Non meno preoccupanti sono gli effetti dei cambiamenti climatici sulla salute, basti pensare che l’Organizzazione mondiale della sanità (Oms) stima che tra il 2030 e il 2050 nel mondo ci potrebbero essere 250mila morti in più ogni anno per malaria, diarrea, ondate di calore e malnutrizione a causa dei cambiamenti climatici, con costi connessi alla salute che potrebbero essere pari a due-quattro miliardi di dollari all’anno entro il 2030.

Ma, è bene ricordarlo, l’attività di adattamento ha dei limiti, e più crescono le temperature più le cose si complicano. Per l’Ipcc “nei prossimi anni almeno un miliardo di persone è a rischio inondazioni. Se le temperature dovessero aumentare ancora, cosa più che probabile visto che continuano a crescere i gas serra in atmosfera, già intorno a un aumento di 1.7°C-1.8°C (temperatura media globale rispetto al periodo preindustriale) quasi metà della popolazione globale (3,6 miliardi di persone) sarà esposta a condizioni potenzialmente letali. Stesso discorso per le specie animali e vegetali: a questi livelli di temperatura il 14% delle specie è ad altissimo rischio di estinzione”.

Ecco perché è ancora più urgente agire subito, per evitare di innescare una serie di punti di non ritorno che non lascerebbero più spazio all’azione. Ed è per questo che l’Italia deve dotarsi di una Legge sul clima, come fatto da altri grandi Paesi europei, delineando obiettivi, governance, e coinvolgendo attivamente soggetti economici e sociali nella definizione delle politiche climatiche.

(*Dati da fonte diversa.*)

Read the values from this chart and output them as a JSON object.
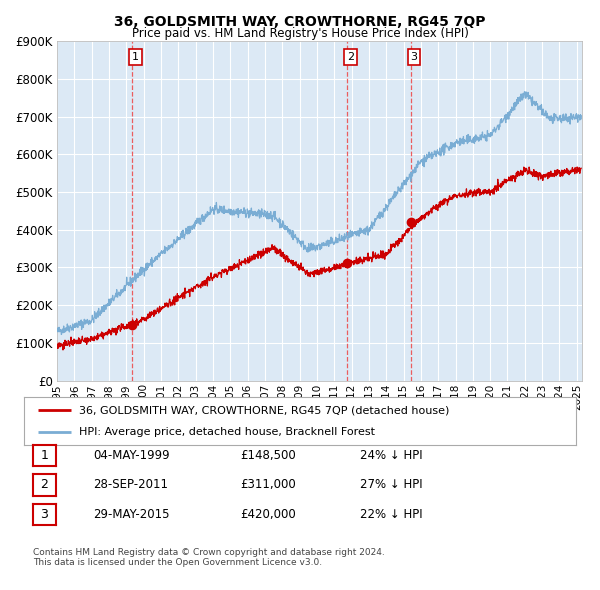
{
  "title": "36, GOLDSMITH WAY, CROWTHORNE, RG45 7QP",
  "subtitle": "Price paid vs. HM Land Registry's House Price Index (HPI)",
  "bg_color": "#dce9f5",
  "plot_bg_color": "#dce9f5",
  "hpi_color": "#7aadd4",
  "price_color": "#cc0000",
  "marker_color": "#cc0000",
  "grid_color": "#ffffff",
  "vline_color": "#ee4444",
  "sales": [
    {
      "date_num": 1999.34,
      "price": 148500,
      "label": "1"
    },
    {
      "date_num": 2011.74,
      "price": 311000,
      "label": "2"
    },
    {
      "date_num": 2015.41,
      "price": 420000,
      "label": "3"
    }
  ],
  "legend_entry1": "36, GOLDSMITH WAY, CROWTHORNE, RG45 7QP (detached house)",
  "legend_entry2": "HPI: Average price, detached house, Bracknell Forest",
  "table_rows": [
    {
      "num": "1",
      "date": "04-MAY-1999",
      "price": "£148,500",
      "hpi": "24% ↓ HPI"
    },
    {
      "num": "2",
      "date": "28-SEP-2011",
      "price": "£311,000",
      "hpi": "27% ↓ HPI"
    },
    {
      "num": "3",
      "date": "29-MAY-2015",
      "price": "£420,000",
      "hpi": "22% ↓ HPI"
    }
  ],
  "footer1": "Contains HM Land Registry data © Crown copyright and database right 2024.",
  "footer2": "This data is licensed under the Open Government Licence v3.0.",
  "ylim": [
    0,
    900000
  ],
  "yticks": [
    0,
    100000,
    200000,
    300000,
    400000,
    500000,
    600000,
    700000,
    800000,
    900000
  ],
  "xlim_start": 1995.0,
  "xlim_end": 2025.3
}
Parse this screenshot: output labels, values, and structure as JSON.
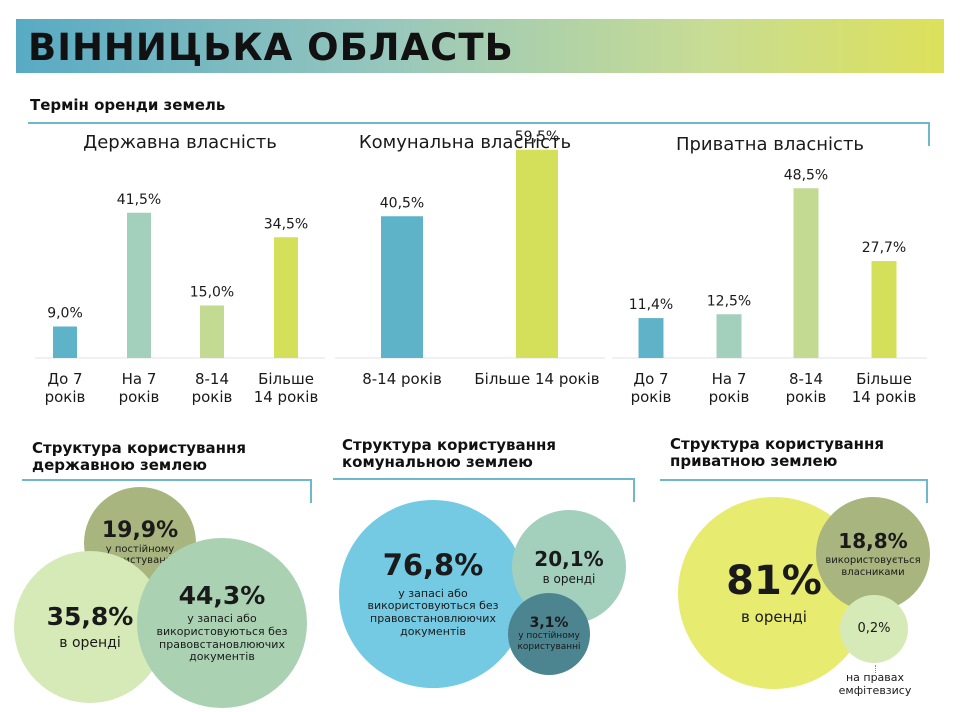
{
  "header": {
    "title": "ВІННИЦЬКА ОБЛАСТЬ"
  },
  "colors": {
    "teal": "#5fb3c8",
    "sage": "#a3cfbd",
    "pale_green": "#c3da93",
    "lime": "#d4e05a",
    "sky": "#74c9e3",
    "dark_teal": "#4c8490",
    "olive": "#a8b57e",
    "light_green": "#d6eab8",
    "mint": "#abd1b3",
    "green_grey": "#b5c992",
    "yellow": "#e7ec71"
  },
  "lease_section": {
    "title": "Термін оренди земель"
  },
  "usage_titles": {
    "state": [
      "Структура користування",
      "державною землею"
    ],
    "communal": [
      "Структура користування",
      "комунальною землею"
    ],
    "private": [
      "Структура користування",
      "приватною землею"
    ]
  },
  "chart_data": [
    {
      "type": "bar",
      "title": "Державна власність",
      "categories": [
        [
          "До 7",
          "років"
        ],
        [
          "На 7",
          "років"
        ],
        [
          "8-14",
          "років"
        ],
        [
          "Більше",
          "14 років"
        ]
      ],
      "values": [
        9.0,
        41.5,
        15.0,
        34.5
      ],
      "labels": [
        "9,0%",
        "41,5%",
        "15,0%",
        "34,5%"
      ],
      "colors": [
        "#5fb3c8",
        "#a3cfbd",
        "#c3da93",
        "#d4e05a"
      ],
      "ylim": [
        0,
        60
      ]
    },
    {
      "type": "bar",
      "title": "Комунальна власність",
      "categories": [
        [
          "8-14 років"
        ],
        [
          "Більше 14 років"
        ]
      ],
      "values": [
        40.5,
        59.5
      ],
      "labels": [
        "40,5%",
        "59,5%"
      ],
      "colors": [
        "#5fb3c8",
        "#d4e05a"
      ],
      "ylim": [
        0,
        60
      ]
    },
    {
      "type": "bar",
      "title": "Приватна власність",
      "categories": [
        [
          "До 7",
          "років"
        ],
        [
          "На 7",
          "років"
        ],
        [
          "8-14",
          "років"
        ],
        [
          "Більше",
          "14 років"
        ]
      ],
      "values": [
        11.4,
        12.5,
        48.5,
        27.7
      ],
      "labels": [
        "11,4%",
        "12,5%",
        "48,5%",
        "27,7%"
      ],
      "colors": [
        "#5fb3c8",
        "#a3cfbd",
        "#c3da93",
        "#d4e05a"
      ],
      "ylim": [
        0,
        60
      ]
    }
  ],
  "usage": {
    "state": [
      {
        "value": "19,9%",
        "lines": [
          "у постійному",
          "користуванні"
        ]
      },
      {
        "value": "35,8%",
        "lines": [
          "в оренді"
        ]
      },
      {
        "value": "44,3%",
        "lines": [
          "у запасі або",
          "використовуються без",
          "правовстановлюючих",
          "документів"
        ]
      }
    ],
    "communal": [
      {
        "value": "76,8%",
        "lines": [
          "у запасі або",
          "використовуються без",
          "правовстановлюючих",
          "документів"
        ]
      },
      {
        "value": "20,1%",
        "lines": [
          "в оренді"
        ]
      },
      {
        "value": "3,1%",
        "lines": [
          "у постійному",
          "користуванні"
        ]
      }
    ],
    "private": [
      {
        "value": "81%",
        "lines": [
          "в оренді"
        ]
      },
      {
        "value": "18,8%",
        "lines": [
          "використовується",
          "власниками"
        ]
      },
      {
        "value": "0,2%",
        "lines": [
          "на правах",
          "емфітевзису"
        ]
      }
    ]
  }
}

Una legge che, tra l’altro, deve fare da cornice alle attività di adattamento ma anche a quelle di mitigazione, dato che il successo dell’una dipende dall’altra.

Per quanto riguarda il taglio delle emissioni climalteranti, l’Italia deve aggiornare il Piano nazionale integrato per l’energia e il clima (Pniec) da inviare alla Commissione europea entro giugno. L’ultima bozza diffusa dal Mase per la consultazione con la società civile rivela diverse criticità. Gli obiettivi sulle rinnovabili sono per esempio inferiori rispetto a quelli definiti su scala europea e internazionale e non viene specificato il ruolo delle comunità energetiche nella transizione.

Ma, come è chiaro, la partita dei cambiamenti climatici si gioca anche su scala globale. I risultati delle prossime elezioni americane ed europee rischiano di rallentare ulteriormente l’azione climatica. Per mettere al sicuro l’impianto del Green deal ci sarà bisogno di confronto, di dibattiti, di lotta alla disinformazione e al greenwashing. Con un 2023 che ci ha messo di fronte alla cruda realtà dei fatti, facendo segnare il record dell’anno più caldo mai registrato con una media che sfiora la soglia di sicurezza di 1.5°C, non sono più ammessi passi falsi in ambito climatico.